Docker Flow Monitor can be controlled by sending HTTP requests or through Docker Service labels when combined with Docker Flow Swarm Listener.
Reconfigure endpoint can be used to send requests to Docker Flow Monitor with the goal of adding or modifying existing scrape targets and alerts. Parameters are divided into scrape and alert groups.
Query parameters that follow should be added to the base address [MONITOR_IP]:[MONITOR_PORT]/v1/docker-flow-monitor/reconfigure.

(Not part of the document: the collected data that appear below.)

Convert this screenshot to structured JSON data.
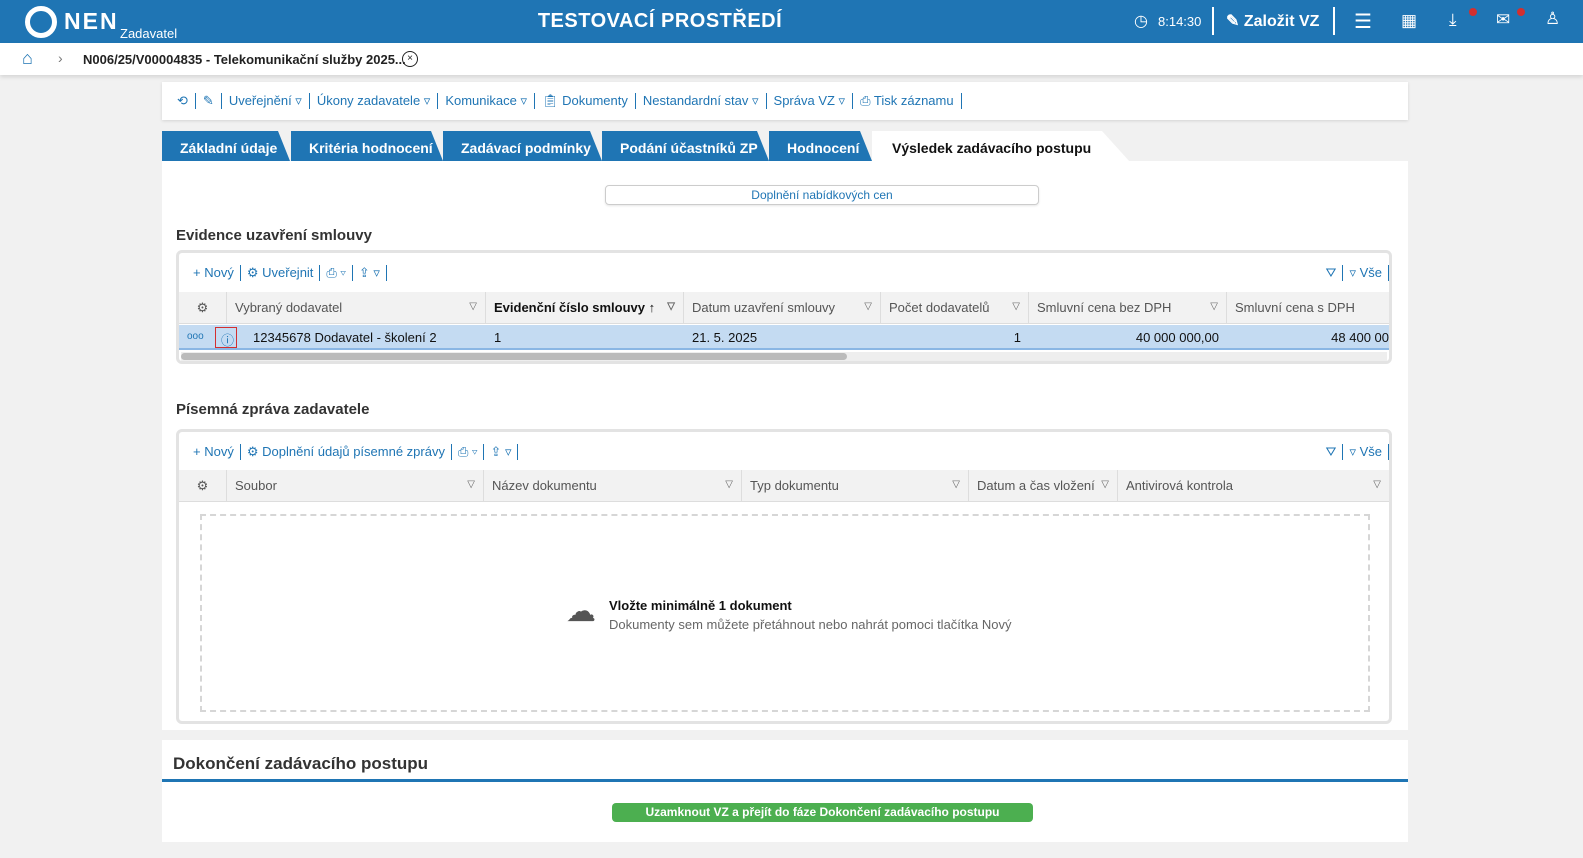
{
  "header": {
    "logo": "NEN",
    "logo_sub": "Zadavatel",
    "environment": "TESTOVACÍ PROSTŘEDÍ",
    "time": "8:14:30",
    "create_label": "Založit VZ",
    "accent": "#1f75b4"
  },
  "breadcrumb": {
    "title": "N006/25/V00004835 - Telekomunikační služby 2025..."
  },
  "toolbar": {
    "items": [
      "Uveřejnění ▿",
      "Úkony zadavatele ▿",
      "Komunikace ▿",
      "Dokumenty",
      "Nestandardní stav ▿",
      "Správa VZ ▿",
      "Tisk záznamu"
    ]
  },
  "tabs": [
    "Základní údaje",
    "Kritéria hodnocení",
    "Zadávací podmínky",
    "Podání účastníků ZP",
    "Hodnocení",
    "Výsledek zadávacího postupu"
  ],
  "doplneni_button": "Doplnění nabídkových cen",
  "contracts": {
    "title": "Evidence uzavření smlouvy",
    "toolbar": {
      "new": "Nový",
      "publish": "Uveřejnit",
      "filter_all": "Vše"
    },
    "columns": [
      "Vybraný dodavatel",
      "Evidenční číslo smlouvy",
      "Datum uzavření smlouvy",
      "Počet dodavatelů",
      "Smluvní cena bez DPH",
      "Smluvní cena s DPH"
    ],
    "rows": [
      {
        "supplier": "12345678 Dodavatel - školení 2",
        "number": "1",
        "date": "21. 5. 2025",
        "count": "1",
        "price_no_vat": "40 000 000,00",
        "price_vat": "48 400 00"
      }
    ]
  },
  "report": {
    "title": "Písemná zpráva zadavatele",
    "toolbar": {
      "new": "Nový",
      "complete": "Doplnění údajů písemné zprávy",
      "filter_all": "Vše"
    },
    "columns": [
      "Soubor",
      "Název dokumentu",
      "Typ dokumentu",
      "Datum a čas vložení",
      "Antivirová kontrola"
    ],
    "empty_title": "Vložte minimálně 1 dokument",
    "empty_text": "Dokumenty sem můžete přetáhnout nebo nahrát pomoci tlačítka Nový"
  },
  "finish": {
    "title": "Dokončení zadávacího postupu",
    "button": "Uzamknout VZ a přejít do fáze Dokončení zadávacího postupu",
    "button_color": "#4caf50"
  }
}
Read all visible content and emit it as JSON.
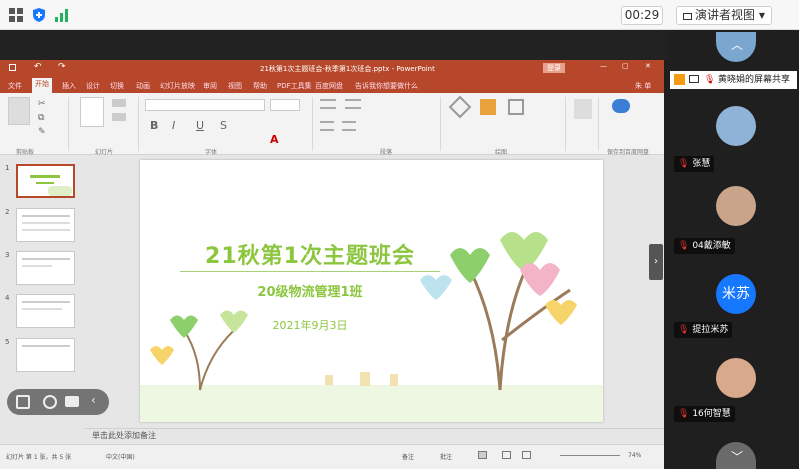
{
  "toolbar": {
    "timer": "00:29",
    "presenter_view": "演讲者视图"
  },
  "ppt": {
    "title": "21秋第1次主题班会-秋季第1次班会.pptx  -  PowerPoint",
    "login": "登录",
    "user": "朱 单",
    "tabs": [
      "文件",
      "开始",
      "插入",
      "设计",
      "切换",
      "动画",
      "幻灯片放映",
      "审阅",
      "视图",
      "帮助",
      "PDF工具集",
      "百度网盘",
      "告诉我你想要做什么"
    ],
    "groups": [
      "剪贴板",
      "幻灯片",
      "字体",
      "段落",
      "绘图",
      "保存到百度网盘"
    ],
    "notes_placeholder": "单击此处添加备注",
    "status_left": "幻灯片 第 1 张，共 5 张",
    "status_lang": "中文(中国)",
    "status_notes": "备注",
    "status_comments": "批注",
    "zoom": "74%"
  },
  "slide": {
    "title": "21秋第1次主题班会",
    "subtitle": "20级物流管理1班",
    "date": "2021年9月3日"
  },
  "thumbnails": [
    {
      "num": "1"
    },
    {
      "num": "2"
    },
    {
      "num": "3"
    },
    {
      "num": "4"
    },
    {
      "num": "5"
    }
  ],
  "participants": {
    "share_label": "黄晓娟的屏幕共享",
    "people": [
      {
        "name": "张慧",
        "color": "#8fb3d6"
      },
      {
        "name": "04戴添敏",
        "color": "#c9a48a"
      },
      {
        "name": "提拉米苏",
        "initials": "米苏",
        "color": "#1677ff"
      },
      {
        "name": "16何智慧",
        "color": "#d8a98a"
      }
    ]
  },
  "colors": {
    "ppt_red": "#b7472a",
    "slide_green": "#8cc63f",
    "panel_bg": "#1f1f1f"
  }
}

!!! tip Defines Prometheus scrape targets
Query | Description | Required |
---|---|---|
metricsPath | The path of the metrics endpoint. Defaults to /metrics . |
No |
scrapeInterval | How frequently to scrape targets from this job. | No |
scrapeTimeout | Per-scrape timeout when scraping this job. | No |
scrapePort | The port through which metrics are exposed. | Yes |
serviceName | The name of the service that exports metrics. | Yes |
scrapeType | A set of targets and parameters describing how to scrape metrics. | No |
You can find more about scrapeType's on Scrape Config.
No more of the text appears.